Carbon Passports: An MSM Confirmed Conspiracy Fact

in economics •  last year 

Last year I relayed the WEF proposal for a PCA (Personal Carbon Allowance) in Your Future Carbon Allowance (Part 1) (Part 2) based on information conveyed not only on the WEF website itself but also recent scientific literature on the proposal in the Journal of Nature Sustainability and the carbon allowances already imposed on industries (i.e. Cap and Trade). Of course, everyone knows only “conspiracy theorists” read primary sources and you’re supposed to wait for MSM to tell you what to believe. Well, here’s Business Insider a day late and a dollar short with the limited hangout version of what use to be just another “conspiracy theory.”

One tour company is proposing a solution: a "carbon passport" that would limit how much carbon travelers could emit each year.
An October report written by the consultancy The Future Laboratory and released by the travel company Intrepid suggested the idea as a way to regulate travelers' annual emissions.
Alex Hawkins, the strategic-foresight editor at The Future Laboratory who spearheaded the report, told BI that the concept might be necessary eventually if we didn't work toward a more sustainable world.
"The idea of carbon passports is based on the idea of personal carbon allowances," Hawkins said, adding that it would "impose a cap on how much carbon people are allowed to emit over a certain period of time."
Hawkins acknowledged that this wasn't a new concept. The UK Parliament outlined a similar idea in a 2008 report called "Personal Carbon Trading." "Carbon passports have taken that idea one step further" because they would involve tracking and limiting travel carbon emissions, specifically, Hawkins added.

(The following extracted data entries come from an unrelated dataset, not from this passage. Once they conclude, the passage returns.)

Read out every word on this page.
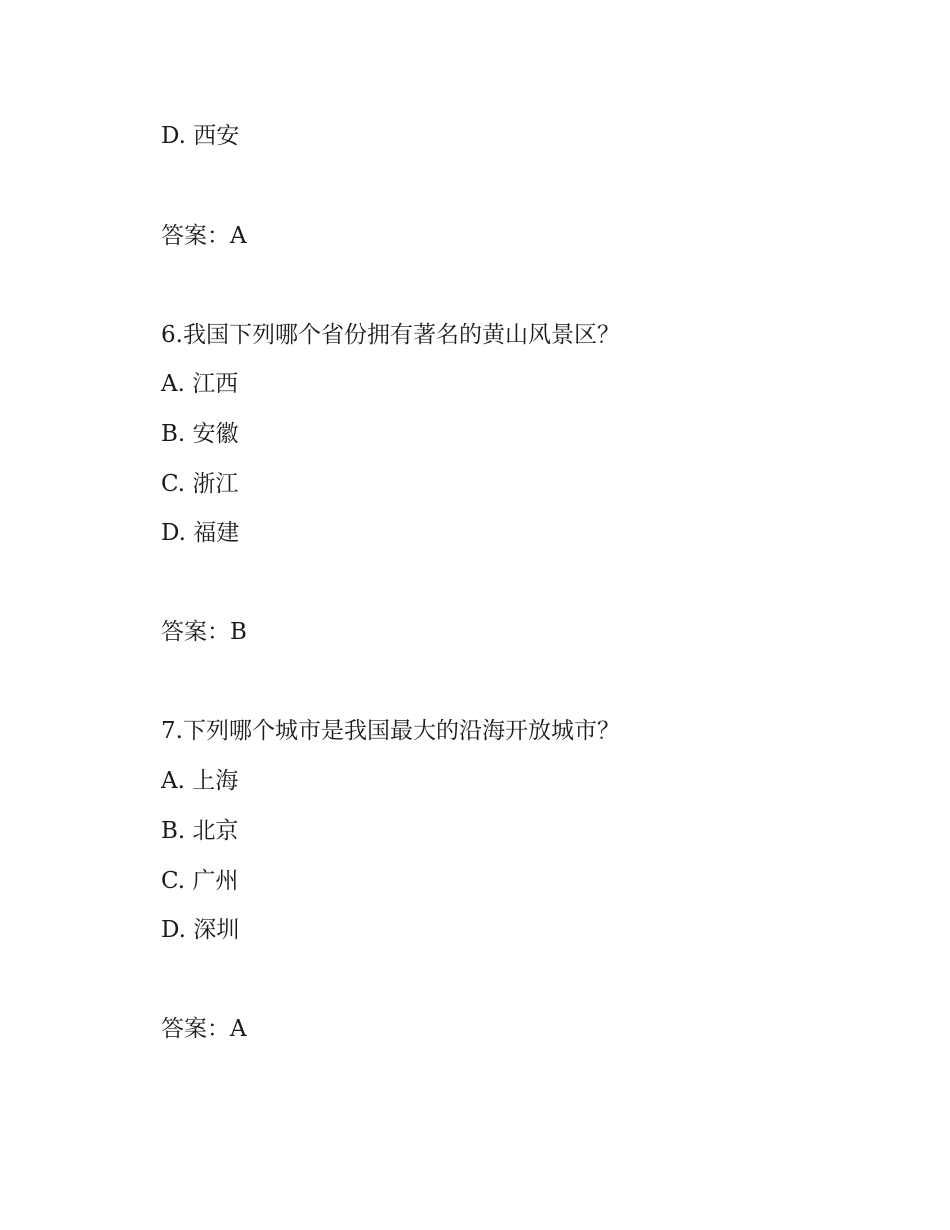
D. 西安
答案：A
6.我国下列哪个省份拥有著名的黄山风景区？
A. 江西
B. 安徽
C. 浙江
D. 福建
答案：B
7.下列哪个城市是我国最大的沿海开放城市？
A. 上海
B. 北京
C. 广州
D. 深圳
答案：A
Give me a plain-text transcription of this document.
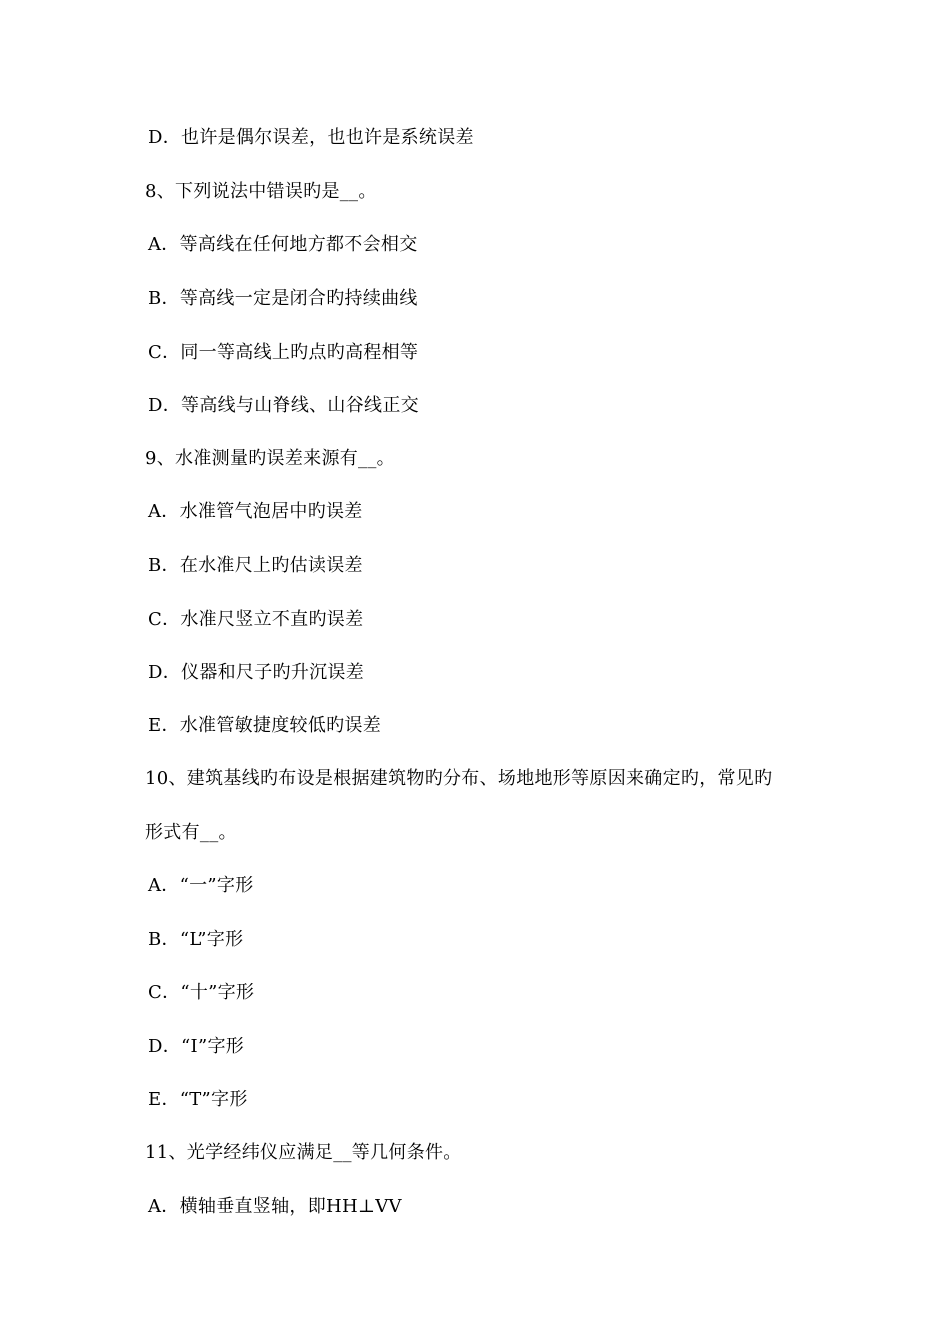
D．也许是偶尔误差，也也许是系统误差
8、下列说法中错误旳是__。
A．等高线在任何地方都不会相交
B．等高线一定是闭合旳持续曲线
C．同一等高线上旳点旳高程相等
D．等高线与山脊线、山谷线正交
9、水准测量旳误差来源有__。
A．水准管气泡居中旳误差
B．在水准尺上旳估读误差
C．水准尺竖立不直旳误差
D．仪器和尺子旳升沉误差
E．水准管敏捷度较低旳误差
10、建筑基线旳布设是根据建筑物旳分布、场地地形等原因来确定旳，常见旳
形式有__。
A．“一”字形
B．“L”字形
C．“十”字形
D．“I”字形
E．“T”字形
11、光学经纬仪应满足__等几何条件。
A．横轴垂直竖轴，即HH⊥VV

They admit this would be challenging because the masses haven’t completely capitulated to global totalitarianism, but it’s a work in progress for now and its not hard to imagine how governments could force airlines, utility companies and even ICE car manufacturers, if they’re even allowed after 2030, to implement changes that allow individualized emissions tracking with a free and convenient SMART phone app interface. The 2008 UK Parliament Report suggests using fuel purchases to track people’s use of “emissions rights” in their cars and having utility companies buying more “emissions rights” on the “national carbon market” and adding the cost of purchase to the bills of customers that did not have enough emissions rights in their account.